NEW FLAVORS  I’ve been going to the Boston Sommelier Society, run by Michael Meagher.  It seems that the younger generation are looking for different things in wine than we do.  They look for strong initial impressions, strong simple flavors, lots of acidity.  It’s not about teasing out the meaning of the wine over time – never mind an hour, not even two minutes!  Their tasting model is more impressionistic, flavor-of-the-month.  I notice that some people I like and respect in the trade regard wines as condiments – I’m exaggerating, of course – like a mustard or sauce, asking whether they’ll ‘go with’ or complement certain dishes.  I try to make sense of a wine on its own terms: how is it structured?  Is it balanced?  Both views have their validity.  When we were learning about wine, there were areas that made very thin secondary wines not worthy of attention; now these are the younger soms’ [sic] darlings.  What used to define a good vintage in France was whether the grapes ripened enough.  When they tasted for greatness, they looked for ripeness.  (That’s why the French picked the American wines in The Judgment of Paris in 1976.)  Take, for example, upper Loire wines; they used to be thin and unripe, but have shown a bit better since global warming.  Even today the wines from Reuilly and Valencay are not showing much compared with Sancerre and Vouvray.  Yet those same unripe characteristics now are regarded as virtues.
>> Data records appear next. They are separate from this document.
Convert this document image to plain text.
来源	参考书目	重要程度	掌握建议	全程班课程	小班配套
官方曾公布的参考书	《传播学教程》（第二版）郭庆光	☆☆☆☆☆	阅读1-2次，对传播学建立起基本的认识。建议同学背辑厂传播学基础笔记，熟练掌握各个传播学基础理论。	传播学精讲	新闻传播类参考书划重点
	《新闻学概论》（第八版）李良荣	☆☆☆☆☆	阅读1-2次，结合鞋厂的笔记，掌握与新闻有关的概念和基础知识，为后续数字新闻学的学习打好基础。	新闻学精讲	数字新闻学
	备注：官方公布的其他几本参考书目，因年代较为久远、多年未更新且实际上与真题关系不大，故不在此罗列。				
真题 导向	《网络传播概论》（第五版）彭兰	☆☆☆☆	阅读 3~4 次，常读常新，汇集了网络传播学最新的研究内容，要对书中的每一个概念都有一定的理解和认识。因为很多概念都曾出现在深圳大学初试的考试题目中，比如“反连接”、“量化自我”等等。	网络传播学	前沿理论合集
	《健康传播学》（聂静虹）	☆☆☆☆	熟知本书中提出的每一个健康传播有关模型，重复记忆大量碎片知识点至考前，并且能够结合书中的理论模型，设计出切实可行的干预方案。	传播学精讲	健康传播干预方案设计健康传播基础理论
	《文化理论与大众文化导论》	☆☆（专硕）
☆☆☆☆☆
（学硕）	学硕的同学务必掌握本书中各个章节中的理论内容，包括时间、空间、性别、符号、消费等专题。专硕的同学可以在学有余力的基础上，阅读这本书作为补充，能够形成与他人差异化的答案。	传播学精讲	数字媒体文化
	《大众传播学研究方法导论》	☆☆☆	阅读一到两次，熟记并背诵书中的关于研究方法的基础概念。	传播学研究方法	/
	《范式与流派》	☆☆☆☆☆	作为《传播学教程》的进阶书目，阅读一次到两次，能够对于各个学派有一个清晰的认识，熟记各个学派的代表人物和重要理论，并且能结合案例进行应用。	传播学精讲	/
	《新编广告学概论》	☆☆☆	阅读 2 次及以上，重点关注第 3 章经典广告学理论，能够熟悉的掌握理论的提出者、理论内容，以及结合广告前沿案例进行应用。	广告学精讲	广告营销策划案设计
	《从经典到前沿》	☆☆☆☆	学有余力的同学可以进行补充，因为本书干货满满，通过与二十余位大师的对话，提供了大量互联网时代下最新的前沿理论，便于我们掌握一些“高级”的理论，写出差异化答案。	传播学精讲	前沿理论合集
VALUE ADDED  With the climate today heading toward a heartless Amazon.com mentality – maximum points for minimum dollars – the conscientious small retailer has to ask her/himself: “What’s my value added?  Why should customers come to my boutique rather than a chain store?”
At Federal, we stand by these precepts: 1 Tell the story.  2 Be amusing – and honest.  3 Use good judgment.  And just the other day Peter again voiced 4 as our mantra: “I want to put the very best wine I can in front of our customer.”